Je renferme des multitudes.
Les plans d’exposition I contiennent des multitudes. Jacopo Naccarato
Je renferme des multitudes.
Installation de l’exposition I Contain Multitudes. Apollinaria Broche
Je renferme des multitudes.
Plans d’exposition pour l’exposition I Contain Multitudes. Giulia Messina

Il est intéressant de noter que, toujours selon le maire, cette exposition s’inscrit “comme une pièce stratégique” pour soutenir la candidature de Pietrasanta au titre de Capitale italienne de l’art contemporain 2027. Nous ne savons pas si Pietrasanta remportera le titre (les chances sont grandes : nous sommes le pays où L’Anniversaire remporte le Premio Strega, Pietrasanta a donc tout le potentiel pour devenir la capitale de l’art contemporain), mais elle a certainement les qualifications pour devenir non seulement la capitale, mais aussi la Maison du Monde de l’art contemporain. Pour le reste, on ne comprend pas quel “projet artistique” retient cette exposition. On ne voit pas quel “dialogue intergénérationnel”, pour reprendre l’expression de l’organisation, il y a entre les œuvres de Marinella Senatore et celles des artistes du collectif. Des artistes liés au territoire“, nous dit-on, alors que les deux commissaires se sont contentés de faire venir des artistes de leurs écuries respectives. Et puis, le territoire, c’est aussi un concept un peu élargi, puisque parmi les artistes choisis, il y a aussi ceux qui viennent probablement sur le territoire pour prendre leurs vacances. Avec Marinella Senatore pour ”élargir les références de la candidature de la ville".

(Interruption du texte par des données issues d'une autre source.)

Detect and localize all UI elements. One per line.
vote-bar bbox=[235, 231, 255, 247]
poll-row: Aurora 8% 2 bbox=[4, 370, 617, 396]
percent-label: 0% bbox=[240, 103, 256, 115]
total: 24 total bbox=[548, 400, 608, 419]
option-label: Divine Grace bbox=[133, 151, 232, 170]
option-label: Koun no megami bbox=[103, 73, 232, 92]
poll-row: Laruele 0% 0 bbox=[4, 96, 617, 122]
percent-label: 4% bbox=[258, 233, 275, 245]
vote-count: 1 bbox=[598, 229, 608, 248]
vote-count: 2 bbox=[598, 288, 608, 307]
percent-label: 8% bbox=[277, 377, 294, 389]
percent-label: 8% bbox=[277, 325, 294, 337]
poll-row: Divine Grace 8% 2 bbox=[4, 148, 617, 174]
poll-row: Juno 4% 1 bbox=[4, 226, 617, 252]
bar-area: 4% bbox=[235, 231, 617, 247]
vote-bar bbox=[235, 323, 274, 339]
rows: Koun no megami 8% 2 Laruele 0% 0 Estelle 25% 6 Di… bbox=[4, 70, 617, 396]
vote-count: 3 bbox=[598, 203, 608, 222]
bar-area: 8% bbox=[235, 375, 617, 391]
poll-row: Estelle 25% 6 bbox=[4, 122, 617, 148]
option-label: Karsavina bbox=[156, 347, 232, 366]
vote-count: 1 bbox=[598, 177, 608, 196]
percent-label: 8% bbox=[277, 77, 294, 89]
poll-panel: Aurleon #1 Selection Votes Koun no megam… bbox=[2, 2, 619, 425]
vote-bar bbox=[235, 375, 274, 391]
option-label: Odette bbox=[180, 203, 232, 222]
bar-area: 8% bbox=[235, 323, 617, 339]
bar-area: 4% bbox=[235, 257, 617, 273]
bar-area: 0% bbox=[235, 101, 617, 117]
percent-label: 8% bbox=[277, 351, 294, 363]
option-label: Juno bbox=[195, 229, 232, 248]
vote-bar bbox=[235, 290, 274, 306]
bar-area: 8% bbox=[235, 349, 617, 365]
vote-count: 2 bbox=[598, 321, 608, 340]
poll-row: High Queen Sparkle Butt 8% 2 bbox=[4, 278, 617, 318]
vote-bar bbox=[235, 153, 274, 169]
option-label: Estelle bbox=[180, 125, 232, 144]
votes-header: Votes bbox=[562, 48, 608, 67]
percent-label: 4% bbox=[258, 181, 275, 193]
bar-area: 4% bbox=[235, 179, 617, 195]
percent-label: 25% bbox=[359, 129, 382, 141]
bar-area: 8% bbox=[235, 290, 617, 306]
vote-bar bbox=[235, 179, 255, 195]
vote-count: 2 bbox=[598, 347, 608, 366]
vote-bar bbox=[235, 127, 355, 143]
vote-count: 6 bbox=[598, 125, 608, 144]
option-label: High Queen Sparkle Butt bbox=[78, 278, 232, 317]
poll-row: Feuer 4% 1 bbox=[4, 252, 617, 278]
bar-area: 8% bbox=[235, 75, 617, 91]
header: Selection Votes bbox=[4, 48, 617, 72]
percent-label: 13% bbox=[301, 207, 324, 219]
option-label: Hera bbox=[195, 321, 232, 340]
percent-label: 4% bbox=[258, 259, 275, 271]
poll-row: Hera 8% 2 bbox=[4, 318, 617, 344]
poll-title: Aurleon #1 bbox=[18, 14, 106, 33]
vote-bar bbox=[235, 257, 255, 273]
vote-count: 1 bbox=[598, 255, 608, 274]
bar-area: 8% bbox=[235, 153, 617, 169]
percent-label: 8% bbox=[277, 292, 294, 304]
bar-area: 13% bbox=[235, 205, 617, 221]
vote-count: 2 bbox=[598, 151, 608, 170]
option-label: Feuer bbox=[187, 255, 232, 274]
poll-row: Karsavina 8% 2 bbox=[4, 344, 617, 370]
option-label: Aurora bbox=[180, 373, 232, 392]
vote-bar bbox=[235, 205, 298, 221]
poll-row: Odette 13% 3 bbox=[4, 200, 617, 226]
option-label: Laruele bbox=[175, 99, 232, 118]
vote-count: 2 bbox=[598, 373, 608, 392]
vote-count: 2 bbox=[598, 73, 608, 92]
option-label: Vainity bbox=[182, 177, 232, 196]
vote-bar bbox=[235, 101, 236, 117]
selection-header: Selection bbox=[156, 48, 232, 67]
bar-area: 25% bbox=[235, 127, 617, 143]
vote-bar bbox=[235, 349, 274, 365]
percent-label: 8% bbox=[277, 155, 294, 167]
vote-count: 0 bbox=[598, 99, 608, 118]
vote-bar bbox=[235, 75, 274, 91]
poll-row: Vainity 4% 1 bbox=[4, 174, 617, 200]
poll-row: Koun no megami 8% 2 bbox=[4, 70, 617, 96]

Au fond, Pietrasanta est en train de sonder le modèle du Paris Saint-Germain d’il y a quelques années : réunir des noms pompeux (le Senatore, Galansino, Edoardo Monti, le comité scientifique de la candidature) pour impressionner les adversaires et remporter les coupes. Pour le projet culturel, ça attendra. A moins de considérer comme une opération de haute valeur culturelle le fait d’exposer, sans la moindre construction, les œuvres d’une douzaine d’artistes dans les salles de l’espace culturel principal et le plus fréquenté de Marina di Pietrasanta, et de considérer que l’on a atteint son objectif en ayant “favorisé un dialogue intergénérationnel entre le public et les artistes”.l’intervention de Marinella Senatore et celle des jeunes artistes" (en veillant toutefois à distinguer les deux parties de l’exposition, de peur que Senatore ne passe pour la superstar de l’exposition, avec son commissaire personnel et une page et demie pour elle seule sur les quatre que compte la fiche de l’exposition, les onze autres se partageant la quatrième) : parce que l’ouverture c’est bien, le partage c’est bien, le dialogue c’est bien, mais il faut que le public comprenne qui estla tête d’affiche, même si, pour la grande majorité de ceux qui entreront dans la Versiliana cet été, “sénateur” n’est que le titre de quelqu’un qui a droit à un siège dans le Palais Madama). Si cela suffit, alors oui, I Contain Multitudes est un projet culturel de haut niveau. Bon pour les passionnés et pour ceux qui doivent meubler leur villa. Si vous avez un appartement, vous vous contenterez de ramener chez vous l’une des bouteilles d’eau de 33 cl portant le logo de l’exposition, aimablement mises à la disposition des visiteurs. De la même forme que les bouteilles de Seven-Up des années 1990 : puisque, dit un Versilien comme Fabio Genovesi, la nostalgie est la principale industrie de cette terre, il est évident que l’exposition a voulu s’aligner elle aussi.